RLPC-Elior sale delayed for U.S. acquisition
* Elior eyes U.S. catering business
* Sale of Elior still on the cards after acquisition
* Lenders approached to waive covenants to facilitate Elior buyout
By Claire Ruckin
LONDON, March 14 (Reuters) - The sale of French Catering company Elior, which could fetch up to four billion euros ($5.18 billion), has been delayed while it seeks to make an acquisition, banking sources said on Thursday.
Owner Charterhouse Capital Partners decided to sell Elior, either in part or in whole, in November, and hired Credit Agricole, HSBC and Rothschild to manage the process.
The sale has now been delayed for a few months while the company attempts to acquire a contract catering business in the U.S., bankers said, without giving further detail.

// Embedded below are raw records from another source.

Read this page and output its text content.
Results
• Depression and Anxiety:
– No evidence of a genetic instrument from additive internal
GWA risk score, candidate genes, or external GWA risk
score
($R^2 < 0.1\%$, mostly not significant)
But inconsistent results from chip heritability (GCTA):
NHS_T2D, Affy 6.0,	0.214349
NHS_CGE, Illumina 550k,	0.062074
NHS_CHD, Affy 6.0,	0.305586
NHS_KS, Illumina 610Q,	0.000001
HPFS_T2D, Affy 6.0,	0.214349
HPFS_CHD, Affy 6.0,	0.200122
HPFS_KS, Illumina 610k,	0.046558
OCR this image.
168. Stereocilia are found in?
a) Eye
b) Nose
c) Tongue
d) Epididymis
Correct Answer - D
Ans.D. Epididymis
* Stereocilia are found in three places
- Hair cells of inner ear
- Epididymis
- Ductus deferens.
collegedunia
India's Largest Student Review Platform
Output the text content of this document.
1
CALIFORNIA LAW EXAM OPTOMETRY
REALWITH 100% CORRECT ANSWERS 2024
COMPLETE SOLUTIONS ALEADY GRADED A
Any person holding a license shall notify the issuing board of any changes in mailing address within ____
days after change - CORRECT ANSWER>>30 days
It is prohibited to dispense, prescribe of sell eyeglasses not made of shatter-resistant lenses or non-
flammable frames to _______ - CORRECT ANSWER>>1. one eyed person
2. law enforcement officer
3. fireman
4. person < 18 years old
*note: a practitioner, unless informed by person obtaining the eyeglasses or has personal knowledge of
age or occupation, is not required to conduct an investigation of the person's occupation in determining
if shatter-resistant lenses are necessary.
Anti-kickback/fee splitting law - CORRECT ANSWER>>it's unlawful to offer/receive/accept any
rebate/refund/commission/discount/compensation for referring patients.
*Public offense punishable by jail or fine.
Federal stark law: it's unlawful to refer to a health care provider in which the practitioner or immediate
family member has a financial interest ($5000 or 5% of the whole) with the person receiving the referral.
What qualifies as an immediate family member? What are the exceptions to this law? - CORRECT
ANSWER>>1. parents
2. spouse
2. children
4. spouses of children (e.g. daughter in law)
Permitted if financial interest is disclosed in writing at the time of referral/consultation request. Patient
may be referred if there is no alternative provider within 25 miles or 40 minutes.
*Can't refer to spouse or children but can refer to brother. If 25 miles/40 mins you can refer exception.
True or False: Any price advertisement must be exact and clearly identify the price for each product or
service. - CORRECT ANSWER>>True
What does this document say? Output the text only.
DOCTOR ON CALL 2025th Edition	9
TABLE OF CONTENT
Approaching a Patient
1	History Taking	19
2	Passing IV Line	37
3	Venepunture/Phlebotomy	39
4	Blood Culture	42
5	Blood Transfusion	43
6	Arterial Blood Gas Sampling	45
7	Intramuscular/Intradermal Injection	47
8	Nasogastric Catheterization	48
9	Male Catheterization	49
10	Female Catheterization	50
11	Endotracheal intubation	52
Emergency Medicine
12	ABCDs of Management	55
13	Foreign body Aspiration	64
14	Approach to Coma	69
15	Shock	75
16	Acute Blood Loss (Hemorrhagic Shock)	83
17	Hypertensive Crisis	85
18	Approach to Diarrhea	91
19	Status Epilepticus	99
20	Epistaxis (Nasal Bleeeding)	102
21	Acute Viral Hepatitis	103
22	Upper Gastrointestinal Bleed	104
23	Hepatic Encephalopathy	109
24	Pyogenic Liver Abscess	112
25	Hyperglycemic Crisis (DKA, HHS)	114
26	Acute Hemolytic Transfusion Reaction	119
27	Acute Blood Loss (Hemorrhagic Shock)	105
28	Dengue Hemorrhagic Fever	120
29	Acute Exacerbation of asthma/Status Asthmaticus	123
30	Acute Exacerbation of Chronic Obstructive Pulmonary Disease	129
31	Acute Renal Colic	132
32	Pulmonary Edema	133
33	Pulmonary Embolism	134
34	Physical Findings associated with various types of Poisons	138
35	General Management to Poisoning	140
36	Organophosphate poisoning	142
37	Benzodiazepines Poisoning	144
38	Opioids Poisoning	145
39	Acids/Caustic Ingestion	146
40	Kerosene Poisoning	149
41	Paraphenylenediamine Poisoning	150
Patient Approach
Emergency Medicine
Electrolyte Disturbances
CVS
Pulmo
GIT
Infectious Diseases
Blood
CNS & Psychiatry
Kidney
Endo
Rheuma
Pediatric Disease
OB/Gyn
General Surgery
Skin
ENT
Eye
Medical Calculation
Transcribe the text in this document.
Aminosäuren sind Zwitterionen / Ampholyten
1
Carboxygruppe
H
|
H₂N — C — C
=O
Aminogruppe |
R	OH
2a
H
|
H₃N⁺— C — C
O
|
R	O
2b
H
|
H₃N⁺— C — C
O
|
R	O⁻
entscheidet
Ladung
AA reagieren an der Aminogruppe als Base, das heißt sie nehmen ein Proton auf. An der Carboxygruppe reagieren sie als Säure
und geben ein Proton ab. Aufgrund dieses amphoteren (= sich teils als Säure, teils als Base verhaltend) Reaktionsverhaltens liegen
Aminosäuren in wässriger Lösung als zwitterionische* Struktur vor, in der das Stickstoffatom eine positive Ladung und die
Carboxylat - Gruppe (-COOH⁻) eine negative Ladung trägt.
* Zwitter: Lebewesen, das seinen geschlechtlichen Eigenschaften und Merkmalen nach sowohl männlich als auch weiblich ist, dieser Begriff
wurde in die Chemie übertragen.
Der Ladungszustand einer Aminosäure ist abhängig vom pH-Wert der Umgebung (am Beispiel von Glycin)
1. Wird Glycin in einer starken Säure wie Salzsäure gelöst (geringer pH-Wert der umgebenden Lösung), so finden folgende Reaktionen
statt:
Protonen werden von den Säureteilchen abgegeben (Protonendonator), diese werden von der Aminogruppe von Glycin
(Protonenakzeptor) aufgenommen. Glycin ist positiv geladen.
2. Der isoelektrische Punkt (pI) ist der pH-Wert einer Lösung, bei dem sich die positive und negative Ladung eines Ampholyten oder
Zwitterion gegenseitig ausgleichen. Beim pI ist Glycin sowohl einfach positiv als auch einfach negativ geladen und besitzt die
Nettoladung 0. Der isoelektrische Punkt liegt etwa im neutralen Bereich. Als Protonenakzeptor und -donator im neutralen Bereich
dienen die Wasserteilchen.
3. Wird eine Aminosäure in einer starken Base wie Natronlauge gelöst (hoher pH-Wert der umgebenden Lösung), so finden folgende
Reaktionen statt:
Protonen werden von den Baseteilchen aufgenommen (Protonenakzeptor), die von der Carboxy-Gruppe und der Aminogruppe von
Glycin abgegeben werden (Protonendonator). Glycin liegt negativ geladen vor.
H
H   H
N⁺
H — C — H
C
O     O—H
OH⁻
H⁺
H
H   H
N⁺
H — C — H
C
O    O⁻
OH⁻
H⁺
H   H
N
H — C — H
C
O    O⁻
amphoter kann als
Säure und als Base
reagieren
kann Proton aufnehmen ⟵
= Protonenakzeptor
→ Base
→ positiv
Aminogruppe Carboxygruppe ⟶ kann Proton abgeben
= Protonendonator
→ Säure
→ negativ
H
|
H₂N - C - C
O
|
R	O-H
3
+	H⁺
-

Charterhouse declined to comment. It bought Elior for 2.5 billion euros in 2006. The private equity firm owns 62.3 percent, Elior's co-founder Robert Zolade has 24.7 percent and Chequers Capital 7.8 percent. The remaining 5.2 percent is owned by other investors.
Elior's business includes a contract unit which provides catering to businesses, schools and hospitals and accounts for around two thirds of the firm's overall business, and a concessions business which serves airports, railways and motorways.
Elior's sale had attracted early interest from buyout firms BC Partners and CVC Capital Partners which could team up to make a joint bid. Blackstone and Clayton, Dubilier and Rice had also considered bidding. A buyout of Elior would require about two billion euros of debt.
Elior is asking existing lenders to waive a change of control clause to allow the sale to proceed, bankers added.
Usually when new owners take over a business a change of control clause triggers any existing debt to be repaid at par. If the change of control clause is set aside then the existing debt can remain in place, giving potential buyers confidence that the business will have sufficient funds.
It is unusual to try and waive a change of control clause but necessary in this case as many of the loan investors could have passed their reinvestment periods by the time Elior is brought to market again.
The waiver will also ask existing lenders to extend a portion of the debt for two years until 2019 and give permission for Elior to raise high-yield bonds which would be used to repay lenders that do not extend debt, a portion estimated to total around 300-500 million euros,bankers said.